Moving into book writing upon signing a multi-book deal with Harper Collins, his first effort, Crush It, delivers a motivational message about pursuing passion and converting it into commerce. With The Thank You Economy, Gary exhorts businesses and brands to dive wholeheartedly into social media, or to die. His thesis is that we've entered into a new era of business in which the power of social media enables an unprecedented level of customer interaction, service, and ultimately, competitive advantage.

Critics might find fault with the book's lack of quantitative analysis, but it's damn near impossible to argue with his logic. Just look around at your own experience and think about all the ways in which social media has influenced what you do, what you think, to whom you connect and what you buy. Nor does one need statistics to prove that consumers have more power than ever before, that we're much more skeptical of marketing messages, and that customers have more choices, greater expectations and more demands. What businesses need is to figure out how to best communicate with them in this vastly changing cultural and media landscape. The Thank You Economy outlines how to.

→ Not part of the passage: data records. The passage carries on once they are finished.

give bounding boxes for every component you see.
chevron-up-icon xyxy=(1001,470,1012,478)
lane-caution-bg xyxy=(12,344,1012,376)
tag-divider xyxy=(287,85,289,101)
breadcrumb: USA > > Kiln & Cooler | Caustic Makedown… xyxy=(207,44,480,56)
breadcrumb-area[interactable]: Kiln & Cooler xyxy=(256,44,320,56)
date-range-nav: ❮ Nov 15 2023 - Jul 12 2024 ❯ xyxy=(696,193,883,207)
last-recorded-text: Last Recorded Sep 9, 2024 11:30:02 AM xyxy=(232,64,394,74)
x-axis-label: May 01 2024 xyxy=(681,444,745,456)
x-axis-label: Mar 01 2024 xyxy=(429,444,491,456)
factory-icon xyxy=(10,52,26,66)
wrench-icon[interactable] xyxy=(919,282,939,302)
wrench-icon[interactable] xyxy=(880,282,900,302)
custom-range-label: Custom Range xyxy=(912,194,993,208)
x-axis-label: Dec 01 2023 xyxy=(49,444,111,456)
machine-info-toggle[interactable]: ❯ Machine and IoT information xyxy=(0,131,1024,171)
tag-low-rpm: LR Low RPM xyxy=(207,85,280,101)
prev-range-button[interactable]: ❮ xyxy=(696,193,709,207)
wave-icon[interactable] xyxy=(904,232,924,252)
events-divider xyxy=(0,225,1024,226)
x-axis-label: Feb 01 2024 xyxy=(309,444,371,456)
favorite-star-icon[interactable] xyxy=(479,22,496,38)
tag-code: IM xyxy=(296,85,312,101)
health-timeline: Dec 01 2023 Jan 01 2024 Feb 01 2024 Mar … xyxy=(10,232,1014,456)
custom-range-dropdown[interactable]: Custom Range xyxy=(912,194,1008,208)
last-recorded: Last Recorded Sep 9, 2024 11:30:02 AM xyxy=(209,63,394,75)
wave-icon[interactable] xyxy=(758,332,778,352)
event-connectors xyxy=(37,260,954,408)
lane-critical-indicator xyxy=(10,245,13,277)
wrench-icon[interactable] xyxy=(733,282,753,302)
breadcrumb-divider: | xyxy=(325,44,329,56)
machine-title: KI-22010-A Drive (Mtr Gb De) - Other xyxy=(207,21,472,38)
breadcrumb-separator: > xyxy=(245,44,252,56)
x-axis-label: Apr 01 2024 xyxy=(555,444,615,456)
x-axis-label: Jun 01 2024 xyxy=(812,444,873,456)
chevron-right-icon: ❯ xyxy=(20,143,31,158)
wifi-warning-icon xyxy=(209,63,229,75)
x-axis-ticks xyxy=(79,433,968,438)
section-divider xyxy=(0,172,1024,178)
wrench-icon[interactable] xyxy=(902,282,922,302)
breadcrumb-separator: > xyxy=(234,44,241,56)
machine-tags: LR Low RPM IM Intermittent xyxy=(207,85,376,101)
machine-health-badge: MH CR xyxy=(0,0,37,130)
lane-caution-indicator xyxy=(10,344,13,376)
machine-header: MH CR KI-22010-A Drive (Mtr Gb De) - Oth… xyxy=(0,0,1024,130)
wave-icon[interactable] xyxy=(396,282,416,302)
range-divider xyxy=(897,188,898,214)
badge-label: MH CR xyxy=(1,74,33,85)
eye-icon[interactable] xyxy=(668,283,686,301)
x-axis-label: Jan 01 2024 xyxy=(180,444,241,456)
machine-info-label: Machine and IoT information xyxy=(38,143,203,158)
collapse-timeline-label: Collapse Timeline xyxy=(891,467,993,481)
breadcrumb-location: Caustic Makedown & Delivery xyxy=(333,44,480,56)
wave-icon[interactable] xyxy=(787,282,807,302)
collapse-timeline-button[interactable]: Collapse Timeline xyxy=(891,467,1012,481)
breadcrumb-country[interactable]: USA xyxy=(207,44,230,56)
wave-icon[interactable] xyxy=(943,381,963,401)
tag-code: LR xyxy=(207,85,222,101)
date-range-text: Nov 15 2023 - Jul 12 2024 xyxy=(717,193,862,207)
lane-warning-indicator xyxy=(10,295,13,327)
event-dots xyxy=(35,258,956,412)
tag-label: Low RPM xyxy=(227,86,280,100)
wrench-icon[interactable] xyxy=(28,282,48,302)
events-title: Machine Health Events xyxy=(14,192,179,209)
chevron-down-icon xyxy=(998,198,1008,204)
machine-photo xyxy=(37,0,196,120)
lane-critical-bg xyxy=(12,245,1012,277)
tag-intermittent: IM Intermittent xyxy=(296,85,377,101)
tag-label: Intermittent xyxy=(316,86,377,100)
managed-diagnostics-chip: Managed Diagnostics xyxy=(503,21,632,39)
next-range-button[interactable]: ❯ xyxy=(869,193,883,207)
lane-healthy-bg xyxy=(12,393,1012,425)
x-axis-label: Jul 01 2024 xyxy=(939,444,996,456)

Besides, The Thank You Economy isn't intended to be an academic exercise. Rather, what you get is a firsthand look inside the mind of a guy who has assiduously practiced precisely what he preaches. That is, using the technological tools now ubiquitously available to create a real one-to-one dialogue with customers and clients. Just as he brought wine selling to the internet, he's now using the internet to interact with his customers as if they were actually in the store. It is the definition of virtual customer service.

Companies will find a thousand excuses not to engage, but Vaynerchuk uses real-life case histories to illustrate those that have, and won, and those that haven't, and are losing. Just last week, one of the biggest advertisers in the country, Chrysler, fired its "social media agency" over an inappropriate Twitter comment they had accidentally posted on Chrysler's behalf. Having read this book, I imagine Vaynerchuk would have handled it completely differently, seizing instead on the opportunity Chrysler had to express itself genuinely in a way that could have created a more meaningful connection to its many consumers.

It is self-evident that the world of communication has fundamentally changed and Vaynerchuk again seems to be out in front of it. That makes The Thank You Economy highly recommended reading for almost anyone in business today.